6. Goalie Rick DiPietro was put on waivers and then sent to the minors on February 23rd. Do you think that was a turning point not only in the season, but for the organization?

It’s hard to say that the departure of DiPietro did anything inside the locker room. I’d bet it didn’t do a whole lot to the players psyche, he was only a backup after all. However, it’s certainly interesting to note the Islanders are 17-7-5, re-signed Visnovsky and went on a playoff clinching hot streak since DiPietro was demoted. I think it’s reflective of a change in culture of the organization and commitment to winning, rather than being directly related to DiPietro’s departure.

7. Something happened in the middle of the season that I just can’t explain. I watched Josh Bailey and Kyle Okposo all of a sudden bloom into legit 2nd line NHL players. Did GM Garth Snow give them an ultimatum that if they didn’t pick up their play they were going to be traded, or something along those lines?

I’m just are clueless on that one as you are. Okposo has had slow starts in the past and Bailey has been a second half player before, so it could be that it takes them a while to get going for whatever reason. But it’s amazing that out of nowhere, they’ve been better and were a huge factor in getting into the playoffs. I think as they had some personal success and the team started winning, it only drove them more and their confidence and drive ballooned.

8. There is almost no playoff experience on this roster except for Nabakov and Visnovsky.
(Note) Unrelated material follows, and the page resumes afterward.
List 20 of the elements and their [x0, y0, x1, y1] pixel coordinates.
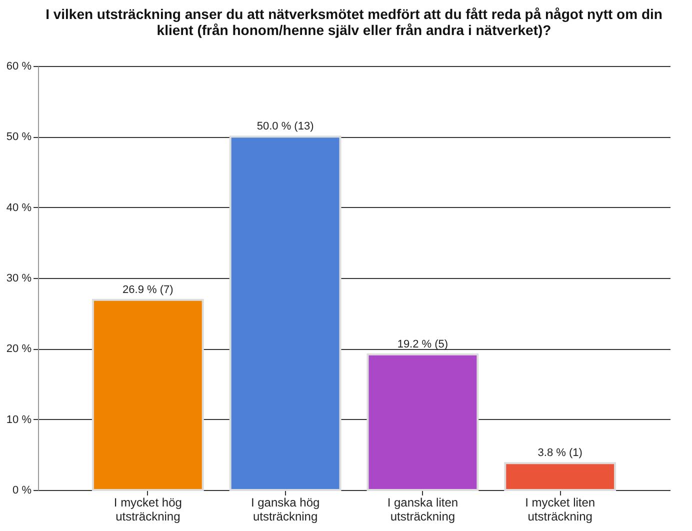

How much do you think coach Jack Capuano is going to be relying on these two to be leaders?

Those two will definitely be looked upon to lead the team, as is Tavares who has led by example all season long. It doesn’t matter that he hasn’t been in the playoffs before, if he plays hard and gets some good results, it’ll take pressure off everyone else.

9. If there is any weakness for the Penguins it’s the penalty kill. How important is it for the Isles to get that power play unit working again like earlier in the season?

That’s been one of the few downsides of the Islanders recent run, their penalty kill. It was clicking at 25% at the beginning of April and is now down to 20%. 25% was unsustainable to begin with, but the way the team has been playing, a hot power play would make them that much more dangerous.

10. Honestly, do we have a chance?

Yes, but it’s going to be tough.

11. Series Prediction?

Pens in 7. I think the Islanders will have a lot of fight in them, but it’s hard to argue with the lineup the Pens are icing. I’m going to get a lot of hate mail for that one.